Sigue cabiendo una interpretación materialista de este tipo
de experiencias cercanas a la muerte (ECM): podrían ser resultado de sueños o
procesos pseudoalucinatorios residuales que anticipasen la calma fisiológica
total que llegaría con la muerte. Incluso la coincidencia en el contenido de
muchas de estas experiencias que han narrado quienes las han tenido podría deberse
a los sustratos arquetípicos que el mismo Jung estudió, y que llevarían a
elaborar simbólicamente imágenes similares, expresivas de ese acercamiento a la
muerte. Pero seguiría habiendo cosas que no cuadran en esta interpretación
neomaterialista. Para ejemplificarlo acudiré al relato de un caso ya clásico en
este ámbito de las ECM, que dio a conocer el mismo Raymond Moody y que recoge
en su reciente libro sobre el tema, “Al
otro lado del túnel”, el psiquiatra español José Miguel Gaona. La
protagonista fue una mujer de nombre
Mary, que había sufrido asimismo un ataque al corazón y cuya experiencia ella
insistió en comentar en el hospital con Kimberly Clark, la psicóloga que la
atendió, que fue quien dio a conocer el caso a Moody. El tratamiento de su infarto
tuvo lugar en el Hospital de Harborview, Seattle, Washington. Cuando a Mary se
le paró el corazón, se encontró de repente fuera de su cuerpo, en el techo, mirando hacia abajo y viendo a
los médicos y a las enfermeras trabajar sobre ella. Allí dejó su cuerpo
mientras “deambulaba” por todo el entorno del hospital. Entre tanto, los
médicos intentaban reanimarla. Una vez recuperada, Mary dijo a su escéptica
psicóloga: “Llegué a ver unas zapatillas rojas, de tenis, en el alféizar de una
ventana más allá de mi habitación”. Animada por su paciente, la
psicóloga Clark tuvo que hacer auténticas y arriesgadas contorsiones (era un 5º
piso y no se podían ver a simple vista) para comprobar que, efectivamente, las
zapatillas descritas estaban allí. A partir de aquello, la psicóloga, que hasta
entonces había sido totalmente escéptica sobre estos asuntos, se convirtió en
una importante investigadora de las ECM. Una experiencia así no cabe en el
formato de la mera alucinación o creación subjetiva de imágenes.
Además, la vida a
menudo se presenta como una carga excesivamente pesada. Y así, vencido por el
cansancio, la decepción y la desgracia, Job se lamentaba: “¿Por qué no quedé muerto desde el seno de mi madre? ¿Por qué no
expiré recién nacido? (...) Ahora dormiría tranquilo, y descansaría en paz”.
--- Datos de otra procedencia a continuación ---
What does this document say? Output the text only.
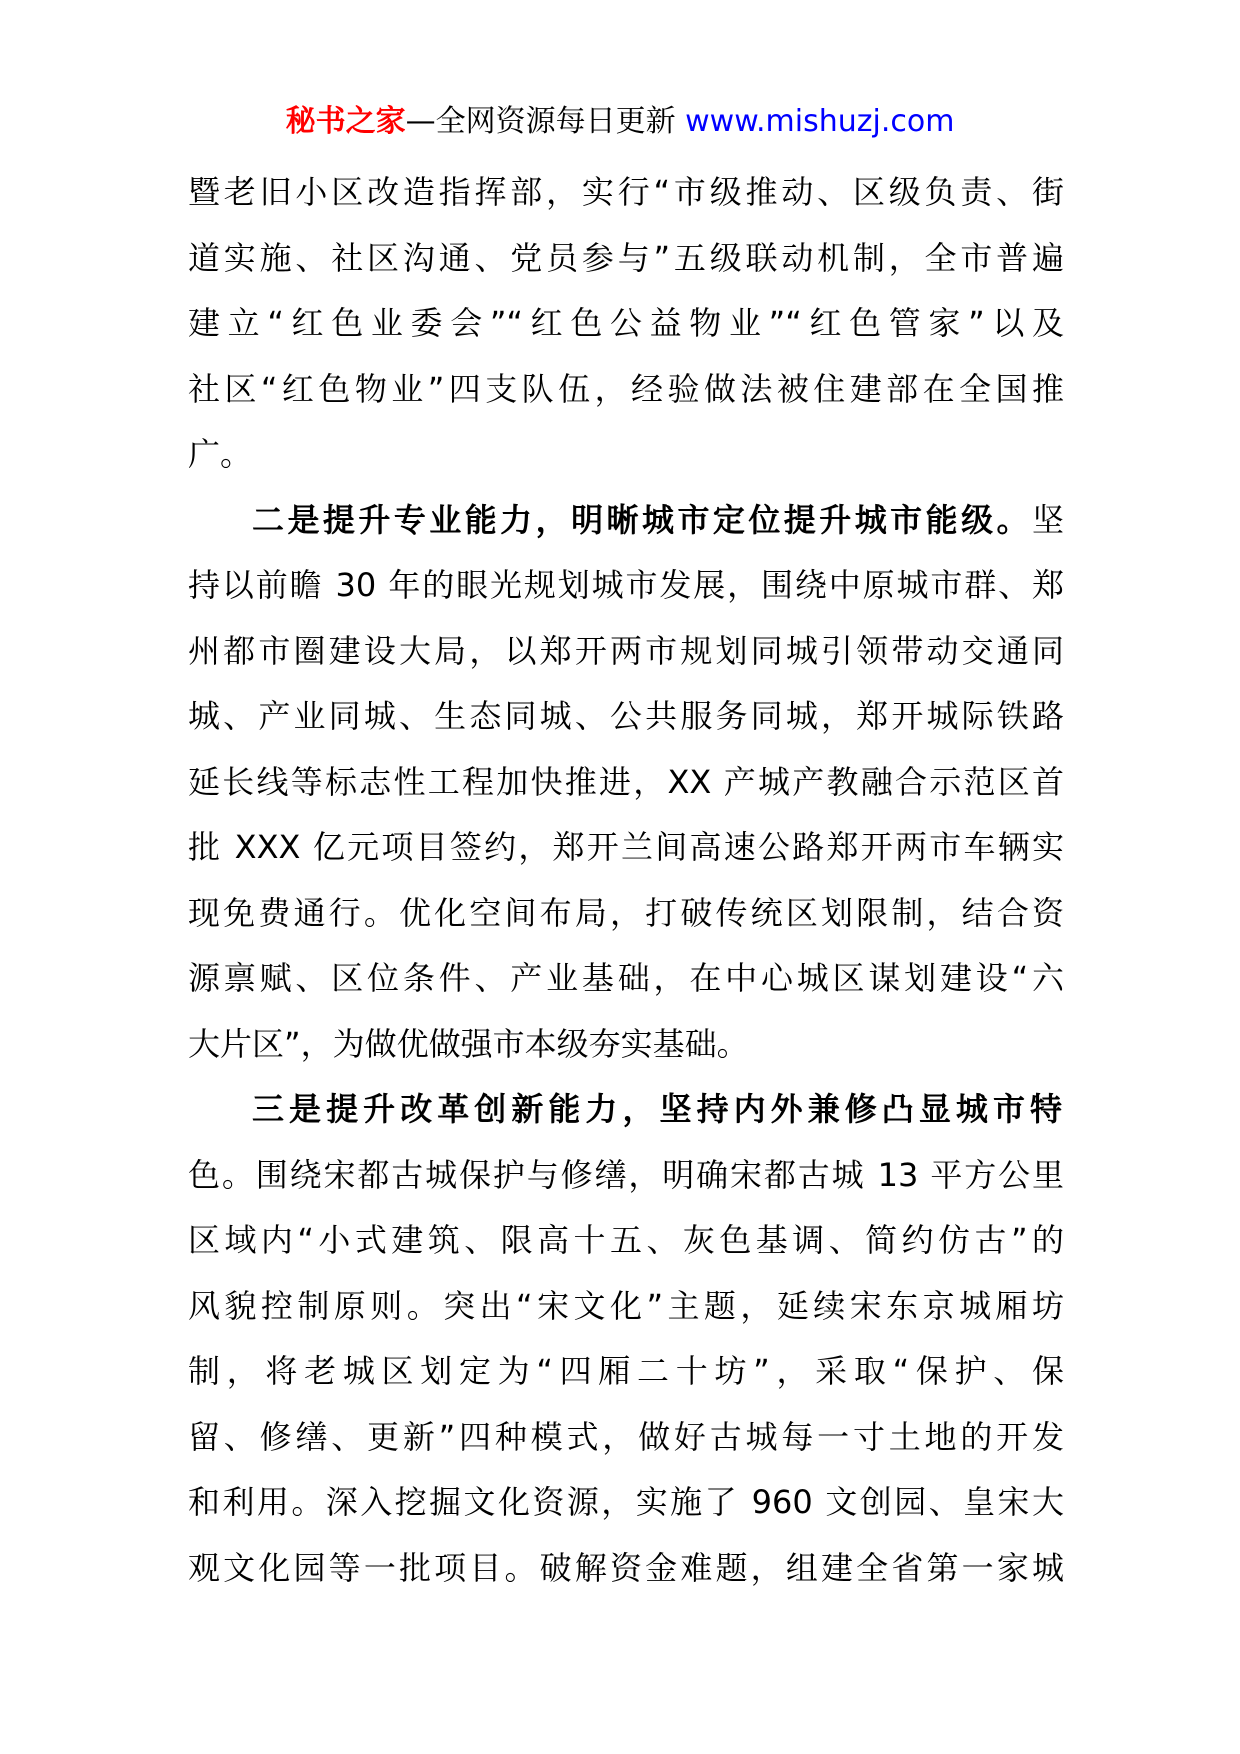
秘书之家—全网资源每日更新 www.mishuzj.com
暨老旧小区改造指挥部，实行“市级推动、区级负责、街
道实施、社区沟通、党员参与”五级联动机制，全市普遍
建立“红色业委会”“红色公益物业”“红色管家”以及
社区“红色物业”四支队伍，经验做法被住建部在全国推
广。
二是提升专业能力，明晰城市定位提升城市能级。坚
持以前瞻 30 年的眼光规划城市发展，围绕中原城市群、郑
州都市圈建设大局，以郑开两市规划同城引领带动交通同
城、产业同城、生态同城、公共服务同城，郑开城际铁路
延长线等标志性工程加快推进，XX 产城产教融合示范区首
批 XXX 亿元项目签约，郑开兰间高速公路郑开两市车辆实
现免费通行。优化空间布局，打破传统区划限制，结合资
源禀赋、区位条件、产业基础，在中心城区谋划建设“六
大片区”，为做优做强市本级夯实基础。
三是提升改革创新能力，坚持内外兼修凸显城市特
色。围绕宋都古城保护与修缮，明确宋都古城 13 平方公里
区域内“小式建筑、限高十五、灰色基调、简约仿古”的
风貌控制原则。突出“宋文化”主题，延续宋东京城厢坊
制，将老城区划定为“四厢二十坊”，采取“保护、保
留、修缮、更新”四种模式，做好古城每一寸土地的开发
和利用。深入挖掘文化资源，实施了 960 文创园、皇宋大
观文化园等一批项目。破解资金难题，组建全省第一家城
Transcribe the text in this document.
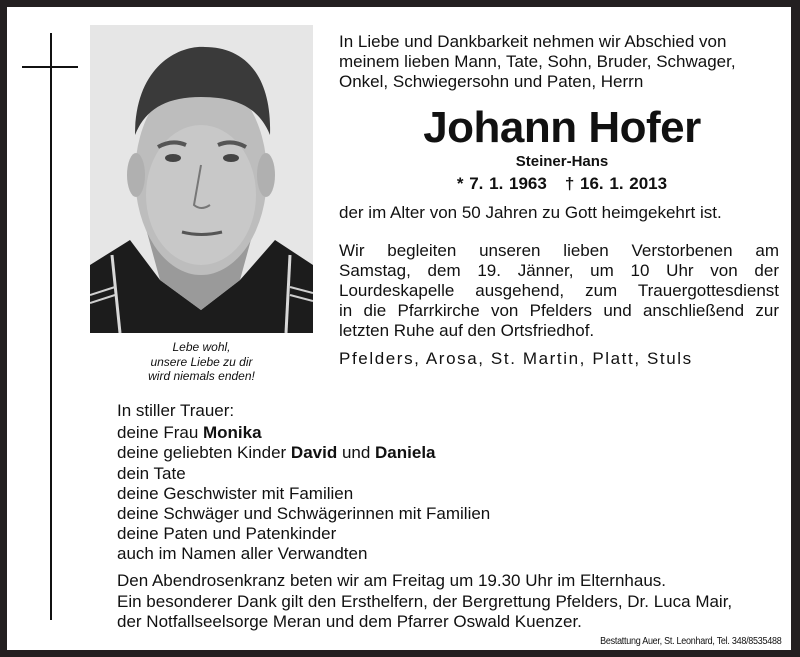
Lebe wohl,
unsere Liebe zu dir
wird niemals enden!
In Liebe und Dankbarkeit nehmen wir Abschied von
meinem lieben Mann, Tate, Sohn, Bruder, Schwager,
Onkel, Schwiegersohn und Paten, Herrn
Johann Hofer
Steiner-Hans
* 7. 1. 1963 † 16. 1. 2013
der im Alter von 50 Jahren zu Gott heimgekehrt ist.
Wir begleiten unseren lieben Verstorbenen am
Samstag, dem 19. Jänner, um 10 Uhr von der
Lourdeskapelle ausgehend, zum Trauergottesdienst
in die Pfarrkirche von Pfelders und anschließend zur
letzten Ruhe auf den Ortsfriedhof.
Pfelders, Arosa, St. Martin, Platt, Stuls
In stiller Trauer:
deine Frau Monika
deine geliebten Kinder David und Daniela
dein Tate
deine Geschwister mit Familien
deine Schwäger und Schwägerinnen mit Familien
deine Paten und Patenkinder
auch im Namen aller Verwandten
Den Abendrosenkranz beten wir am Freitag um 19.30 Uhr im Elternhaus.
Ein besonderer Dank gilt den Ersthelfern, der Bergrettung Pfelders, Dr. Luca Mair,
der Notfallseelsorge Meran und dem Pfarrer Oswald Kuenzer.
Bestattung Auer, St. Leonhard, Tel. 348/8535488
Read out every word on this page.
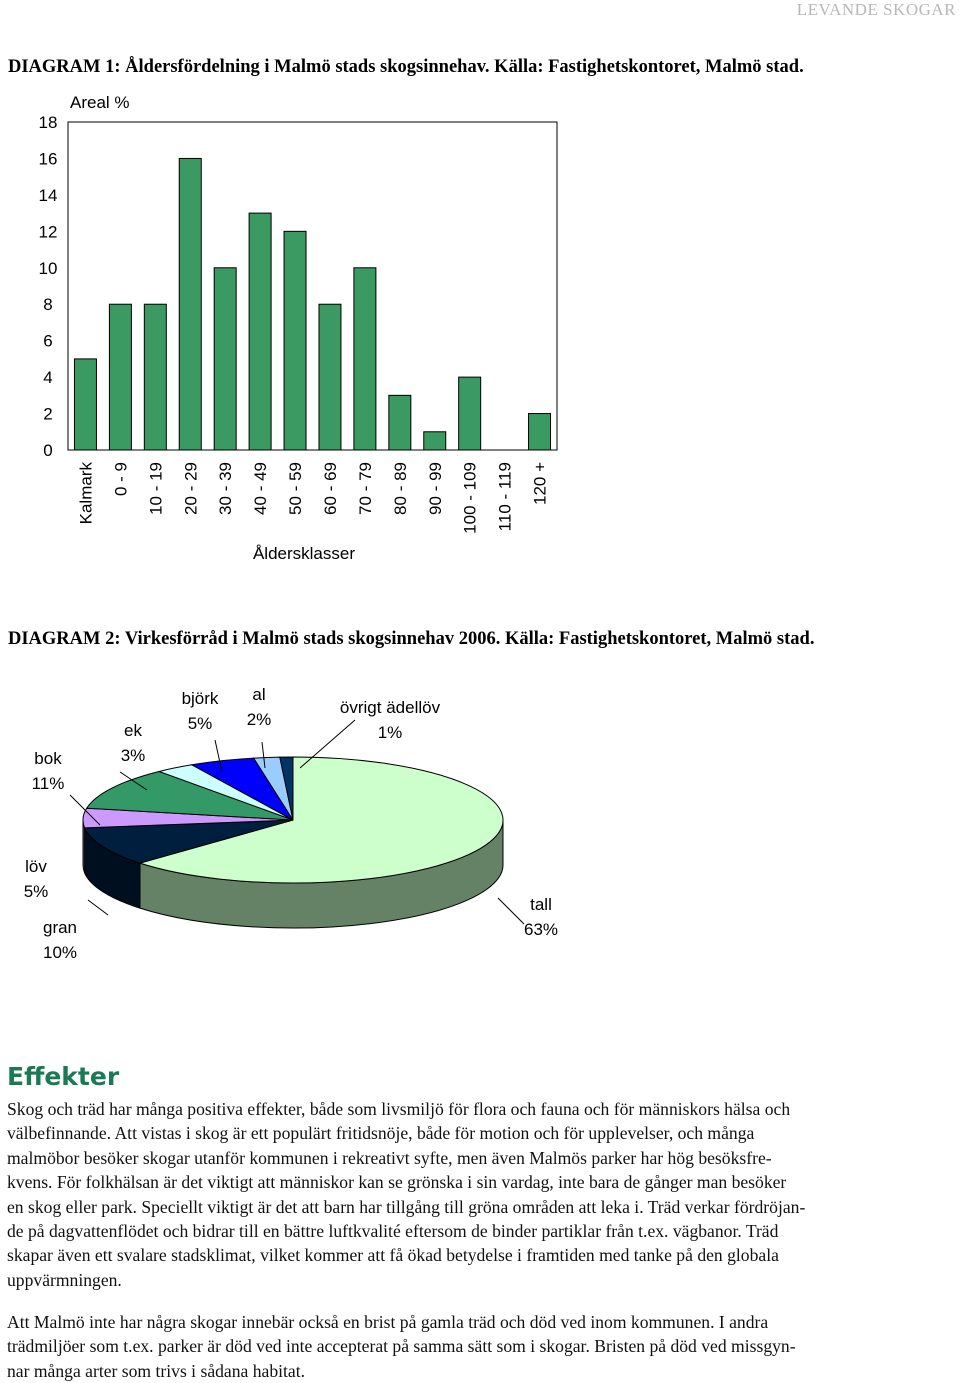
LEVANDE SKOGAR
DIAGRAM 1: Åldersfördelning i Malmö stads skogsinnehav. Källa: Fastighetskontoret, Malmö stad.
Areal %
0
2
4
6
8
10
12
14
16
18
Kalmark 0 - 9 10 - 19 20 - 29 30 - 39 40 - 49 50 - 59 60 - 69 70 - 79 80 - 89 90 - 99 100 - 109 110 - 119 120 +
Åldersklasser
DIAGRAM 2: Virkesförråd i Malmö stads skogsinnehav 2006. Källa: Fastighetskontoret, Malmö stad.
tall
63%
gran
10%
löv
5%
bok
11%
ek
3%
björk
5%
al
2%
övrigt ädellöv
1%
Effekter
Skog och träd har många positiva effekter, både som livsmiljö för flora och fauna och för människors hälsa och
välbefinnande. Att vistas i skog är ett populärt fritidsnöje, både för motion och för upplevelser, och många
malmöbor besöker skogar utanför kommunen i rekreativt syfte, men även Malmös parker har hög besöksfre-
kvens. För folkhälsan är det viktigt att människor kan se grönska i sin vardag, inte bara de gånger man besöker
en skog eller park. Speciellt viktigt är det att barn har tillgång till gröna områden att leka i. Träd verkar fördröjan-
de på dagvattenflödet och bidrar till en bättre luftkvalité eftersom de binder partiklar från t.ex. vägbanor. Träd
skapar även ett svalare stadsklimat, vilket kommer att få ökad betydelse i framtiden med tanke på den globala
uppvärmningen.
Att Malmö inte har några skogar innebär också en brist på gamla träd och död ved inom kommunen. I andra
trädmiljöer som t.ex. parker är död ved inte accepterat på samma sätt som i skogar. Bristen på död ved missgyn-
nar många arter som trivs i sådana habitat.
Y León Felipe elevaba a lo alto esta demanda:
“Señor del Génesis y el Viento...
vuélveme al silencio y a la sombra,
al sueño sin retorno y a la Nada infinita...
No me despiertes más”
En el Eclesiastés se afirma que “mejor es el día de la muerte que el del
nacimiento”. Y es que, según Schopenhauer, “la vida es un péndulo que va del
dolor al aburrimiento”. De modo que Cioran puede concluir: “Sólo
me seduce lo que me precede, lo que me aleja de aquí, los innúmeros instantes
en que yo no fui: lo no-nato, en suma”. Y Schopenhauer apelaba a la “negación
salvadora de la voluntad de vivir”.
Desde esta última perspectiva que hemos considerado, no
resulta, pues, precisamente halagüeña
esta constatación de Kierkegaard: “El hombre no puede liberarse de lo eterno;
no, no podrá por toda la eternidad”. Y conjuntándola con aquella otra
perspectiva de Unamuno, que efectivamente no quería librarse de lo eterno, habremos
de llegar a coincidir con Heráclito en que “el mundo no es más que un inmenso deseo de
vivir y un inmenso disgusto de vivir”. Y en fin, con Miguel Hernández:
“… estoy queriendo la vida
y
deseando la muerte”.
En resumidas cuentas: si esto de aquí tiene continuación más
allá, Dios lo tiene realmente difícil para proponernos un plan de sobrevida
atractivo que nos permita superar todos estos recelos.